The Future of Innovation

I did a Google search for “healthcare innovation” and came up with all sorts of hits: “FDA approves novel implanted sensor to watch heart failure”; “Infographics are revolutionizing the patient experience”; “New hepatitis C drug – a priceless breakthrough”; “Big Data has big potential” and wondered just what constitutes something innovative? A lot of that depends on where you look.

Typically, when you use the word “innovative” in the healthcare market sector, it addresses a new drug, a new modality or even a new imaging technique. Yet while healthcare IT may employ new hardware to increase speed or provide a more secure environment for the data that resides on it, the applications that run with the hardware are usually what sets them apart and are considered innovative. That flies in the face of traditional thought processes relating to innovation.

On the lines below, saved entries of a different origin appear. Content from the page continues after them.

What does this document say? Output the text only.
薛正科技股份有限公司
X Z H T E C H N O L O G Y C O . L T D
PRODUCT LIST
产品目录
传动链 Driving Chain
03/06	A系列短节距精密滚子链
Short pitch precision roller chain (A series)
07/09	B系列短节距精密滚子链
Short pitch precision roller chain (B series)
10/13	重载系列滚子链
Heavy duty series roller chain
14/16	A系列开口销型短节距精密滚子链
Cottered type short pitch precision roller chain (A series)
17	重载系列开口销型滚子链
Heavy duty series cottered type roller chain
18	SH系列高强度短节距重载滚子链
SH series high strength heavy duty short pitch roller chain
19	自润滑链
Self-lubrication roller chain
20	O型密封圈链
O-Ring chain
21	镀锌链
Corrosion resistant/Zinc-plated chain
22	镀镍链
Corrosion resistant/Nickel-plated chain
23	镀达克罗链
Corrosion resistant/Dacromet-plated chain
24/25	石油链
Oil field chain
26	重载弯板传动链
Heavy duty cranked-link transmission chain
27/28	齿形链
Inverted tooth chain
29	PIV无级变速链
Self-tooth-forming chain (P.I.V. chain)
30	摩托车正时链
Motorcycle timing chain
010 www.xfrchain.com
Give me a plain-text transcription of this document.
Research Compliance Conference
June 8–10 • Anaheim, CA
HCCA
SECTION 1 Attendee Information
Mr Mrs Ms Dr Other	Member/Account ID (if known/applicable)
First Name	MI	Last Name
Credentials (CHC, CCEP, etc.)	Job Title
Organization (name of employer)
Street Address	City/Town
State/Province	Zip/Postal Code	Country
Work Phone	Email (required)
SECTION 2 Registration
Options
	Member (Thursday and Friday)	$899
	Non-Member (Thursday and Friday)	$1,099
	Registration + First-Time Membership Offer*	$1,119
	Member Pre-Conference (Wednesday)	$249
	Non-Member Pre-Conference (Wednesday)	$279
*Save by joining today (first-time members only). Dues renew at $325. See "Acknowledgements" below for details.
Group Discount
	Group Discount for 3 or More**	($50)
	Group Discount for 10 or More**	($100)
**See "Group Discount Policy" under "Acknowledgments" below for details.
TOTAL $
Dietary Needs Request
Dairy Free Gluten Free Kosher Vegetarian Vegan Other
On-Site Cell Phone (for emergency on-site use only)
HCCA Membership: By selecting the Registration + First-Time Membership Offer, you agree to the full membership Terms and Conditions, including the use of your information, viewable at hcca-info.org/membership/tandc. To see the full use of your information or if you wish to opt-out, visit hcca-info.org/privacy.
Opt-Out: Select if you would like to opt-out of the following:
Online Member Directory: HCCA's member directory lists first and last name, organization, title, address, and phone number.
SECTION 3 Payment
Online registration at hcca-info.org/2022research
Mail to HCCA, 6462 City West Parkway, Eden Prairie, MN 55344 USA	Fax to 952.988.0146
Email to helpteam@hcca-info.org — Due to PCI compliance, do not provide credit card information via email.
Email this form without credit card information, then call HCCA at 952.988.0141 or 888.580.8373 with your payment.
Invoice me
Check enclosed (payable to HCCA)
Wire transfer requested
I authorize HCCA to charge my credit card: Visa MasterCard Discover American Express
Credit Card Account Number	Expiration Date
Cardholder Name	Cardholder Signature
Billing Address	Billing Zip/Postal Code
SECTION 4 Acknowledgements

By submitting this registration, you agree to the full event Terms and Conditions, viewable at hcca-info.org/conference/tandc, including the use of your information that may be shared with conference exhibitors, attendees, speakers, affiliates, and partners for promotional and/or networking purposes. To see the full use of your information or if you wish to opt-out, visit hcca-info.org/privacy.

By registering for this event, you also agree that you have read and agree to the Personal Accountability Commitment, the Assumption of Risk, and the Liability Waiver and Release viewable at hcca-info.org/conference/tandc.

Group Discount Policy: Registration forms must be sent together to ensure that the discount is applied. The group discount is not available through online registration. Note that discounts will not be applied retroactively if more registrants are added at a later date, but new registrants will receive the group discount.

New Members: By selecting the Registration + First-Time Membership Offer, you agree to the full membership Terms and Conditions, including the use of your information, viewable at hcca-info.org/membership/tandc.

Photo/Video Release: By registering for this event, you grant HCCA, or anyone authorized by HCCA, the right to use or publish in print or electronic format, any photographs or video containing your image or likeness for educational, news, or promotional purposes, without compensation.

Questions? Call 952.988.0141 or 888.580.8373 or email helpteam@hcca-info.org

The dictionary says that “innovation is a new idea, device or process,” but that significantly limits how an idea is implemented. Wikipedia’s version is a bit more expansive and includes “…the application of better solutions that meet new requirements, unarticulated needs, or existing market needs. This is accomplished through more effective products, processes, services, technologies or ideas that are readily available to markets, governments and society. The term innovation can be defined as something original and more effective and, as a consequence, new, that ‘breaks into’ the market or society.” Imaging IT often requires better solutions, especially as it relates to new requirements, both those mandated by the “do more with less” mantra along with state and federal standards.

So just what makes an innovative company? Looking at the customer needs and finding a solution that is done better, faster or cheaper than others do it can be considered innovative; but, it’s how and when they do it that makes the difference. Computer-aided diagnosis is an example of an imaging technology that can be considered innovative, while medical image sharing might be considered another.

Most PACS share the same basic display protocols, yet a few vendors display images in a slightly different manner. Many PACS require the entire study to be loaded before images can be viewed, yet some vendors allow for images to be loaded in the background while the current images are being viewed in real time. That’s innovative. Most PACS vendors today talk about using the cloud or having an enterprise-wide solution. That in itself is far from innovative; yet, doing this over a decade ago, when cloud utilization was in its infancy, can definitely be considered innovative.
Integrating radiology and cardiology PACS into a single seamless clinical imaging system without the use of a broker or customized API can also be considered innovative. Using a single common core at the server level that can handle both data management and workflow for multiple departments across the enterprise is considerably different than interfacing a host of disparate systems and giving a new name to the patched solution. Many facilities also have multiple databases they have to query to compile a patient record so anything that unifies a patient record or disparate systems seamlessly can be considered innovative.

Linking documents, waveforms, audio files and more, while still far from commonplace today, was almost unheard of a decade ago. Select vendors were showing the promise of a multi-media PACS that far back, as well as offering a solution for viewing images remotely in the days before cell phones and tablets. All of these too can be considered imaging innovations.

Radiology has made great strides in the years since Wilhelm Roentgen first detected X-rays in 1895. Electronic imaging has made equal strides since its introduction just under 100 years later. Increases in efficiency and productivity have been the hallmarks of PACS leading to improved health outcomes and better overall patient care. Anything that improves either of those two areas is innovative.

With the advent of patient engagement imaging, companies need to provide innovative ways to protect the data while also allowing it to be shared. Several solutions exist now yet many more will be needed as hackers find new ways around data encryption schema firewalls and other devices designed to protect the integrity of PHI.

Innovation is all around us and applying these advances in the right way can change the way healthcare operates.